31P nuclear magnetic resonance spectroscopy studies of substrate and product binding to fructose-1,6-bisphosphatase.

The enzymatic hydrolysis of fructose 1,6-bisphosphate (Fru-1,6-P2) to fructose 6-phosphate (Fru-6-P) and inorganic phosphate (Pi), which is catalyzed by fructose-1,6-bisphosphatase, has been studied by 31P nuclear magnetic resonance spectroscopy (NMR). At pH 7.5 and 15 degrees C, the equilibrium constant for the central complex K'eq = [E.Fru-6-P.Pi]/[E.Fru-1,6-P2.H2O] is about 2. This observation is in harmony with results obtained with a number of Bi Bi enzyme systems for the determination of K'eq in which a variety of experimental techniques were used (Knowles, J.R. (1980) Annu.

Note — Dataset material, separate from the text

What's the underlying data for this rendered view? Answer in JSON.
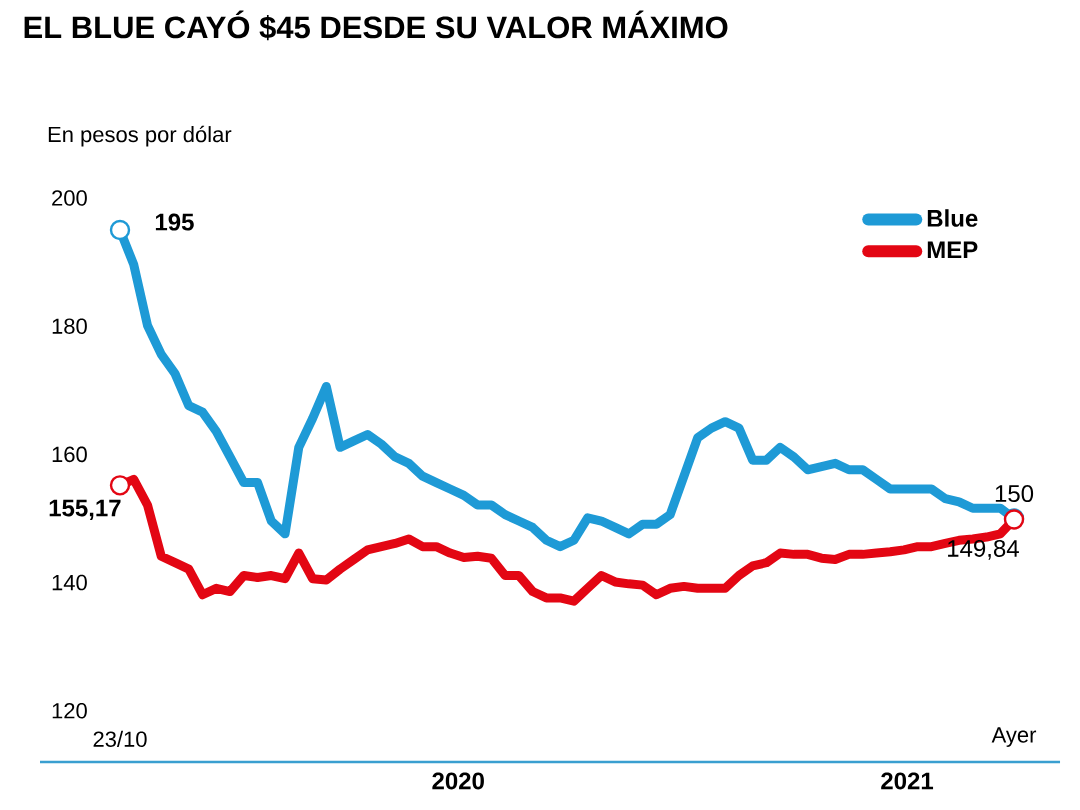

Rev. Biochem. 49, 877-919). Significant changes in 31P NMR chemical shifts were observed for both the substrate, Fru-1,6-P2, and the product, Fru-6-P, when bound to the enzyme relative to ligand free in solution. The chemical shifts of the substrate and product were altered further in the presence of Mg2+, the catalytic divalent metal ion. The chemical shifts caused by the addition of metal ion can be reversed in the presence of trans-1,2-diaminocyclohexane- N,N,N',N'-tetraacetic acid (CDTA) or AMP. In the presence of the metal ion chelator or the nucleotide, the substrate had a chemical shift that was about the same as that observed in the absence of metal ion. On the basis of these observations we suggest that AMP and CDTA exhibit similar effects, i.e. they both remove the catalytic metal ion from the enzyme. This finding is supportive of the suggestion (Scheffler, J. E., and Fromm, H.J. (1986) Biochemistry 25, 6659-6665; Liu, F., and Fromm, H.J. (1990) J. Biol. Chem. 265, 7401-7406) that the role of AMP in the regulation of fructose-1,6-bisphosphatase is to prevent binding of the divalent metal activator to the enzyme.